Walgreens Pays $75,000 for Chicago Family’s Lost VHS Tapes
A Cook County appointed commercial arbitrator has awarded Corboy & Demetrio clients, Jamie and David Schwartz, $75,000 for the loss of 28 VHS tapes the couple took to Walgreens for conversion to DVD.
Jamie Schwartz took her family’s VHS tapes for conversion to DVD format to the Walgreens at 2317 N. Clark St. in Chicago on Sept. 26, 2014. Walgreens advertised this conversion would preserve irreplaceable memories forever. The store was moving to 2500 N. Clark in a couple of weeks. It admitted that all the tapes were destroyed during the move. Evidence showed that proper identification and tracking procedures for packaging were not followed by the store’s employee when Jamie brought in the tapes.
Walgreens searched for the tapes for weeks. They were never found.
Walgreens then offered the replacement value of a blank tape – about $9 each or $252.00 for all the tapes, according to the liability disclaimer that was printed on the back side of the claim check.

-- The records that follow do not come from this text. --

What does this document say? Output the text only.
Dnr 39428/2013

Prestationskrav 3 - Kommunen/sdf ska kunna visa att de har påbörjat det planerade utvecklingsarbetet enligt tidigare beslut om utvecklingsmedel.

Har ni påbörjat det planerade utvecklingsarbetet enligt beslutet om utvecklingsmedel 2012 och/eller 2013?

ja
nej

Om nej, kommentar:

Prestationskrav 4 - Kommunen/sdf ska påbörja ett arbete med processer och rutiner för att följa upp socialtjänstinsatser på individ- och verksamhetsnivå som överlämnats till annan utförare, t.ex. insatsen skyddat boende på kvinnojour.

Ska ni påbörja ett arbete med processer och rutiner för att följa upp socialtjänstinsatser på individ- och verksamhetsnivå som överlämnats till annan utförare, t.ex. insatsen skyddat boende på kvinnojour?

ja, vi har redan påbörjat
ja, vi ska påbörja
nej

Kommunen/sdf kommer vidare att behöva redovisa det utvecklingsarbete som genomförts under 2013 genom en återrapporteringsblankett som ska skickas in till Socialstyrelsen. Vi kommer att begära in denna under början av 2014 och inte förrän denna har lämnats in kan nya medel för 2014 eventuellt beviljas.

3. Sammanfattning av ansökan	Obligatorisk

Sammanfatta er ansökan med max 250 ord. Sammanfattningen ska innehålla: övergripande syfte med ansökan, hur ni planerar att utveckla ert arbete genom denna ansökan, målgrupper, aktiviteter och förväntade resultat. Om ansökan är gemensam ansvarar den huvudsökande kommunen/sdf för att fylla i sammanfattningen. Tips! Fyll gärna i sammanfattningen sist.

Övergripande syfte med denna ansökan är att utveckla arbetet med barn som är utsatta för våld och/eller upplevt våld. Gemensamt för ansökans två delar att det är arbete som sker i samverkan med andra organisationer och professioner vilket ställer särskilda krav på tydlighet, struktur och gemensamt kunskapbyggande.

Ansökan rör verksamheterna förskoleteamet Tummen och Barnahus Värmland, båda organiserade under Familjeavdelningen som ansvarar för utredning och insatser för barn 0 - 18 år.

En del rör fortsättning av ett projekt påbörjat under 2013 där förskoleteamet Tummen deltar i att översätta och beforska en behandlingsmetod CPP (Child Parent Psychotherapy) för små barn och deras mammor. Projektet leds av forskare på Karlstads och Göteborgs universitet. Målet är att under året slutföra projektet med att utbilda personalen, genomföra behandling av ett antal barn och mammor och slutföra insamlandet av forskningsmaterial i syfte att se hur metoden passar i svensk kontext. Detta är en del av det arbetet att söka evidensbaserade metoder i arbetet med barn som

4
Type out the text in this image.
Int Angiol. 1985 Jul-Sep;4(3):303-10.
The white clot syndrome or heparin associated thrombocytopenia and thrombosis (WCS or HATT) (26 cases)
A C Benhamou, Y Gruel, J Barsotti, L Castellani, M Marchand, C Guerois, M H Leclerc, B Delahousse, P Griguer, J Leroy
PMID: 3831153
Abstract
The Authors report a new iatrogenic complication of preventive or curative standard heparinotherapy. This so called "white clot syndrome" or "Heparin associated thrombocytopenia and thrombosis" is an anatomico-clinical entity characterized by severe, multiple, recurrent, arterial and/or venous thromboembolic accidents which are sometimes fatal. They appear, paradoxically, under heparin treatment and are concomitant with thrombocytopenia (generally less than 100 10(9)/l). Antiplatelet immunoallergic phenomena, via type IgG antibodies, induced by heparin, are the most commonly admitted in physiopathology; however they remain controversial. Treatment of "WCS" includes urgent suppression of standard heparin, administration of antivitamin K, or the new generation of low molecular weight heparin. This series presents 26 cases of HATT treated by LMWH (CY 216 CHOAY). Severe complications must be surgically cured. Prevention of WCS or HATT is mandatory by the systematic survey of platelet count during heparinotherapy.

Walgreens also contended that Jamie Schwartz knew of the limiting terms by clicking the computer kiosk screen, which limited the value for these irreplaceable memories to the cost of a blank tape. However, evidence at the arbitration showed that the Walgreens employee who processed the order clicked the computer kiosk screen and not Mrs. Schwartz.
“Walgreens advertised that its VHS to DVD conversion program would preserve irreplaceable memories forever yet after it negligently destroyed 30 years of memories, it wanted to reimburse the Schwartz family a couple of hundred bucks,” said Francis Patrick Murphy, a partner at Corboy & Demetrio. “This suit was about the principle that if a corporation accepts your product in good condition and it destroys it, it cannot limit the value of the product without telling the customer up front about the conditions. Hiding the conditions on the back of the claim check is unacceptable,” concluded Murphy. “If Walgreens had told Jamie it would pay only the replacement value of a blank tape if it negligently destroyed the tapes, do you think she would have gone through with the deal? Of course not!” Murphy added.
Walgreens claimed it was only responsible for the replacement cost of a blank tape and not the actual value of the content of the tapes including sentimental damages suffered by the Schwartz family. The arbitrator disagreed. The size of the award was the highest amount the arbitrator could award.
“No amount of money will replace 30 years of memories,” Murphy stated. “But if this suit prevents another family from losing their family treasures, then Jamie and David have accomplished what they wanted to do,” Murphy added.